Strategies for Optimizing Antiepileptic Drug Therapy in Elderly People

Thomas E. Lackner, Pharm.D., FASCP

Disclosures

Pharmacotherapy. 2002;22(3) 

In This Article

Abstract and Introduction

The elderly take more antiepileptic drugs (AEDs) than all other adults. This extensive use directly correlates with an increased prevalence of epilepsy in a growing population of older people, as well as other neuropsychiatric conditions such as neuropathic pain and behavioral disorders associated with dementia and for which AEDs are administered. The agents account for nearly 10% of all adverse drug reactions in the elderly and are the fourth leading cause of adverse drug reactions in nursing home residents. Numerous factors associated with advanced age contribute to the high frequency of untoward drug effects in this population; however, strategies are available to ensure optimal outcomes.
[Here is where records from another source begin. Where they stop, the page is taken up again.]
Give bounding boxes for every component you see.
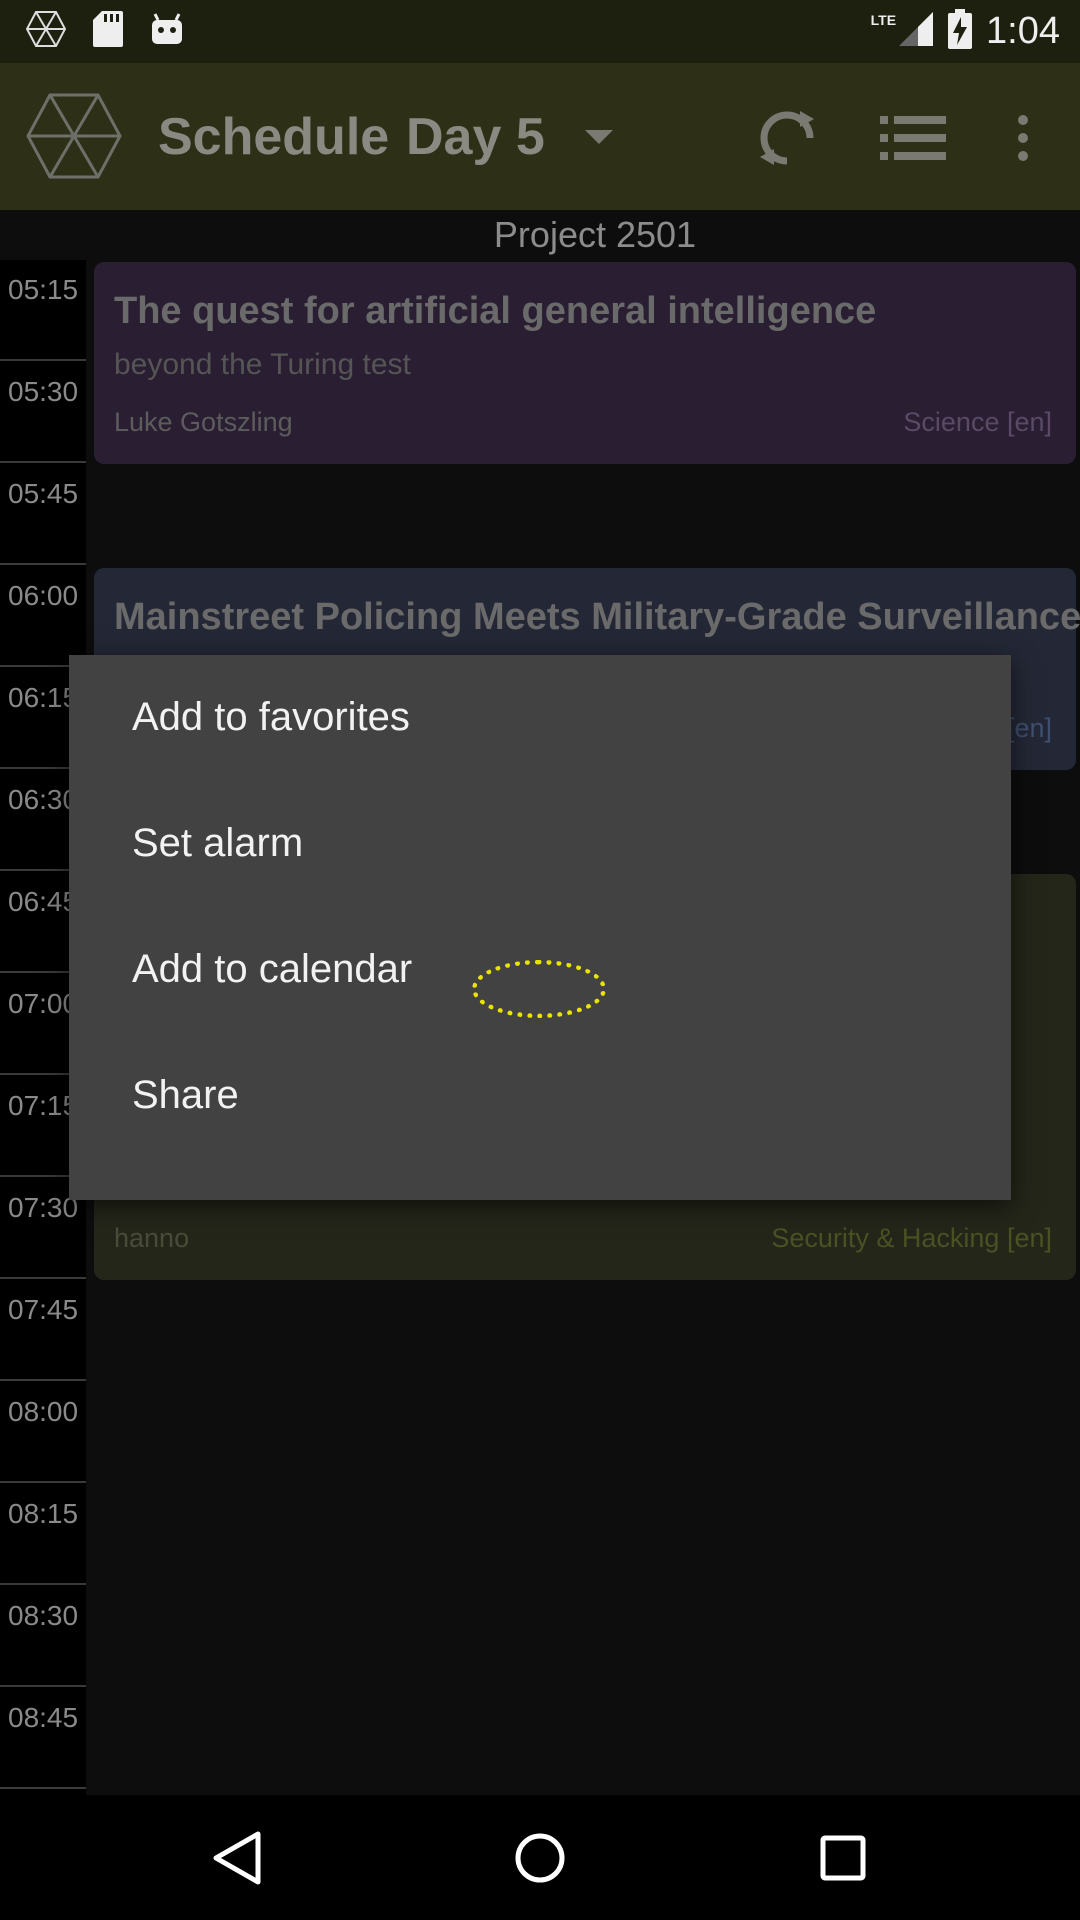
list-icon[interactable]	[878, 103, 948, 173]
battery-charging-icon	[948, 9, 973, 54]
event-title: Mainstreet Policing Meets Military-Grade…	[114, 596, 1080, 638]
time-slot: 05:45	[0, 464, 86, 565]
network-type: LTE	[870, 11, 897, 28]
navigation-bar	[0, 1795, 1080, 1920]
dropdown-arrow-icon	[584, 130, 613, 144]
event-speaker: hanno	[114, 1223, 190, 1253]
time-slot: 05:15	[0, 260, 86, 361]
page-title: Schedule	[158, 108, 390, 166]
home-icon[interactable]	[507, 1825, 573, 1891]
refresh-icon[interactable]	[752, 103, 822, 173]
signal-icon	[898, 11, 934, 52]
event-speaker: Luke Gotszling	[114, 407, 293, 437]
time-slot: 08:45	[0, 1688, 86, 1789]
app-bar: Schedule Day 5	[0, 63, 1080, 210]
day-selector-label: Day 5	[406, 108, 545, 166]
room-header: Project 2501	[493, 214, 697, 255]
share-item[interactable]: Share	[69, 1033, 1011, 1159]
context-menu-dialog: Add to favorites Set alarm Add to calend…	[69, 655, 1011, 1200]
time-slot: 07:45	[0, 1280, 86, 1381]
event-track: [en]	[1006, 713, 1052, 743]
android-icon	[150, 12, 184, 51]
hexagon-app-icon	[25, 11, 67, 52]
app-logo-icon	[26, 93, 122, 179]
event-title: The quest for artificial general intelli…	[114, 290, 877, 332]
menu-item-label: Add to favorites	[132, 695, 410, 739]
event-subtitle: beyond the Turing test	[114, 348, 411, 381]
sd-card-icon	[92, 10, 124, 53]
recents-icon[interactable]	[810, 1825, 876, 1891]
time-slot: 06:00	[0, 566, 86, 667]
day-selector[interactable]: Day 5	[406, 107, 613, 167]
menu-item-label: Share	[132, 1073, 239, 1117]
menu-item-label: Add to calendar	[132, 947, 413, 991]
overflow-menu-icon[interactable]	[988, 103, 1058, 173]
event-track: Security & Hacking [en]	[771, 1223, 1052, 1253]
time-slot: 08:00	[0, 1382, 86, 1483]
time-slot: 05:30	[0, 362, 86, 463]
time-slot: 08:15	[0, 1484, 86, 1585]
set-alarm-item[interactable]: Set alarm	[69, 781, 1011, 907]
back-icon[interactable]	[204, 1825, 270, 1891]
touch-indicator	[472, 960, 606, 1018]
status-bar: LTE 1:04	[0, 0, 1080, 63]
clock: 1:04	[986, 10, 1060, 52]
event-track: Science [en]	[903, 407, 1052, 437]
time-slot: 08:30	[0, 1586, 86, 1687]
menu-item-label: Set alarm	[132, 821, 304, 865]
add-to-favorites-item[interactable]: Add to favorites	[69, 655, 1011, 781]
event-card[interactable]: The quest for artificial general intelli…	[94, 262, 1076, 464]
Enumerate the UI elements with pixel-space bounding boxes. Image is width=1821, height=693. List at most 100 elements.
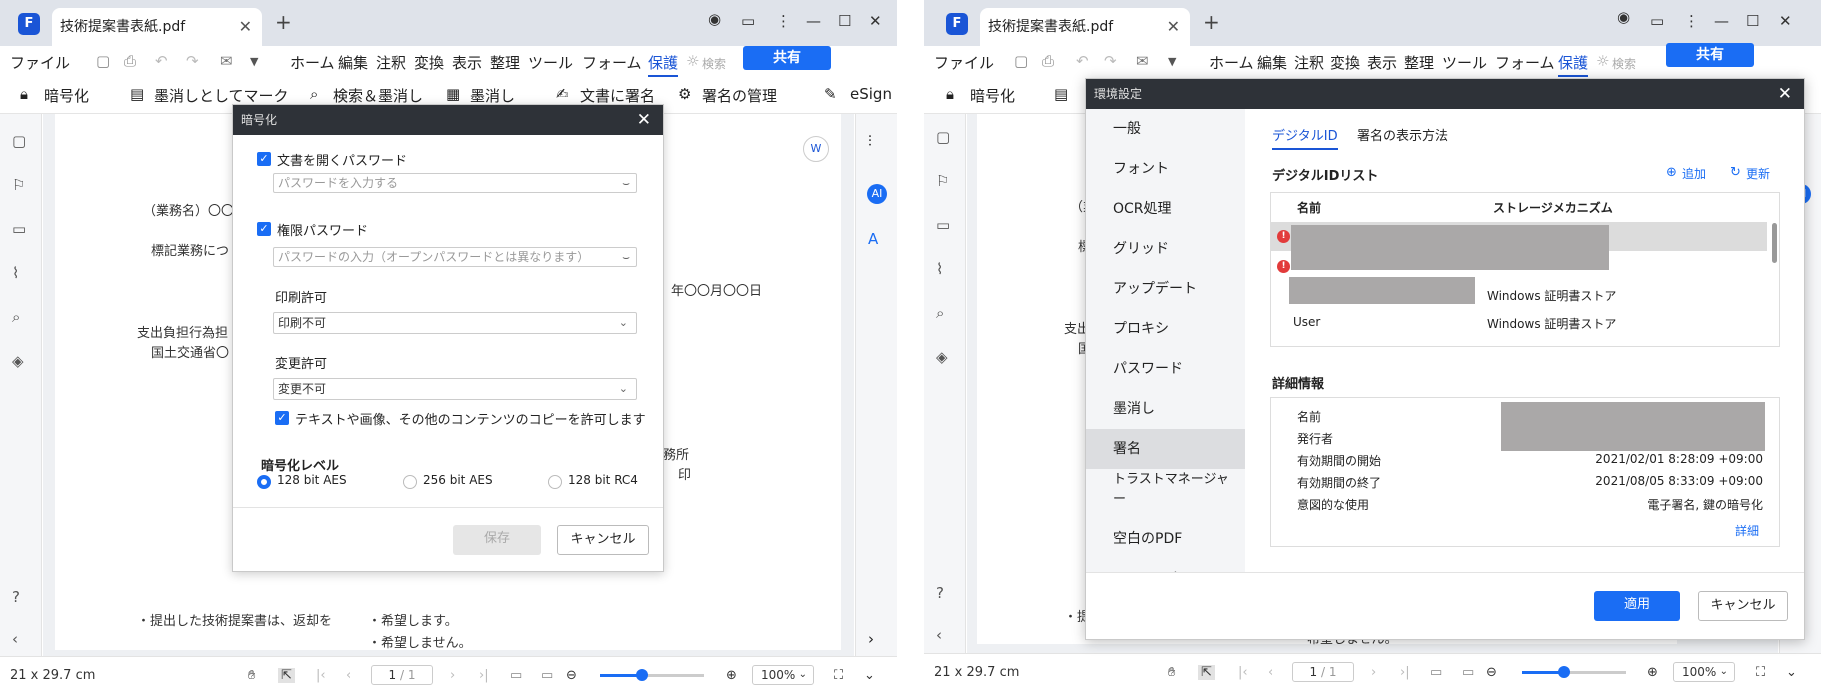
maximize-icon[interactable]: ☐ xyxy=(838,12,851,30)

Eleven percent of nursing home residents take an antiepileptic drug (AED), and prescriptions for AEDs for neuropsychiatric conditions other than seizure disorders have increased nearly 2-fold since 1991.[1,2] Widespread therapy with AEDs in elderly people reflects the high prevalence of seizure disorders in this population, together with increasing therapy for nonseizure conditions such as agitation and aggression with dementia, bipolar disorder, neuropathic pain, and essential tremor.[2,3] The drugs may be effective for these conditions, but adverse reactions are common and can be especially problematic in this age group.[4,5,6,7,8] Contributing factors include age-related physiologic changes affecting pharmacokinetics and pharmacodynamics, comorbidities, and therapy with numerous agents that predispose to drug-disease and drug-drug interactions.